On September 19, 2021, Prysner interrupted former U.S. President George W. Bush's speech in Beverly Hills, California. Prysner demanded an apology for lying about weapons of mass destruction, connections to 9/11, and causing the deaths of a million Iraqis. He stated "you sent me to Iraq" and "my friends are dead because you lied."

Prysner is on the National Board of Directors for Veterans for Peace.

=== Iran war ===
After the start of the Iran war in February 2026, Prysner reported that the CCW started receiving hundreds of conscientious objector applications from active-duty members of the military—a sharp rise compared to previous years when only about 50 applications were received annually—and that troops were telling the organization that they do not want to be involved in a war that does not align with their values. He cited the Minab school attack as the most popular reason provided by service members for filing their applications.

On April 20, 2026, Prysner was among the dozens of veterans and military family members who were arrested for occupying the Cannon House Office Building while protesting the war.

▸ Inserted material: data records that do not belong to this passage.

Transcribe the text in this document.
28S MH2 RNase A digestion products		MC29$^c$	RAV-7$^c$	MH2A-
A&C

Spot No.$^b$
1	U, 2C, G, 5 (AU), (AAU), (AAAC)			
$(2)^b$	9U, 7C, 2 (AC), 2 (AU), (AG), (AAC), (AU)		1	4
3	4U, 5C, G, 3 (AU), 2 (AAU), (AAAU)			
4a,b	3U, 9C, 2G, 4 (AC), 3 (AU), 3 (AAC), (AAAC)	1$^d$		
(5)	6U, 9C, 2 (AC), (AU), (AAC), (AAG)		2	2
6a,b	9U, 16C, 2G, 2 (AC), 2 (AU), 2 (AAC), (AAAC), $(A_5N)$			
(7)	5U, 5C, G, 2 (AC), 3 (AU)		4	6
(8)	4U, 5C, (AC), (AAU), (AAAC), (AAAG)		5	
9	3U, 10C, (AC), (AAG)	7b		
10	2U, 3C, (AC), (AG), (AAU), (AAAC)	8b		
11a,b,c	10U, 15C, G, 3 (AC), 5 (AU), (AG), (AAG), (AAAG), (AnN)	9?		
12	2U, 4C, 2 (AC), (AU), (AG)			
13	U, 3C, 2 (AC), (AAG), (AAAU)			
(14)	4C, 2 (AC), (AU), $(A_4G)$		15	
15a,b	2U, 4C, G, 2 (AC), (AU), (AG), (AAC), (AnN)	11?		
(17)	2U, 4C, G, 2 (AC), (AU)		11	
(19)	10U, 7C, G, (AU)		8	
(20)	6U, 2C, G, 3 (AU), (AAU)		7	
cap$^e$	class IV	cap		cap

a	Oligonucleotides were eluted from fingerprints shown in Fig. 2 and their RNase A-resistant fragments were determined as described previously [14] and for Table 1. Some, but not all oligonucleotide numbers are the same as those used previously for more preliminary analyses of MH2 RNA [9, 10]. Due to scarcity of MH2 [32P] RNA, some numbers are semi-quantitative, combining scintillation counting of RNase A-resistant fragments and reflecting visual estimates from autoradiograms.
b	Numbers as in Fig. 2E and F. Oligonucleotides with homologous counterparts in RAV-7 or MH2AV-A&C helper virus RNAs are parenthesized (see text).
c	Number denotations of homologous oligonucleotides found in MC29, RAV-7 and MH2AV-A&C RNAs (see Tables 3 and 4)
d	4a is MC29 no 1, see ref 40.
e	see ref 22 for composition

Just before being arrested, he termed the war "deeply unpopular" and "a crisis" for Trump's administration while encouraging conscientious objection among service members.

== Media production ==
Prysner is a producer and co-writer for the program The Empire Files, with his wife Abby Martin. English-language Telesur canceled the show in 2018, and it later moved to a web publishing model. Prysner, Martin, and other Telesur contract journalists had their funding blocked by the application of U.S. sanctions against Venezuela. Academic Stuart Davis cites the cancellation as an example of how United States sanctions hamper public funding of media production in Venezuela.

Prysner performed the rap "Skit 6" on Lowkey's album Soundtrack to the Struggle.

As of 2021, he hosted the Eyes Left podcast with former US Army Cadet and Afghanistan War veteran Spenser Rapone.

== Personal life ==
Prysner is married to journalist Abby Martin; they have two children together.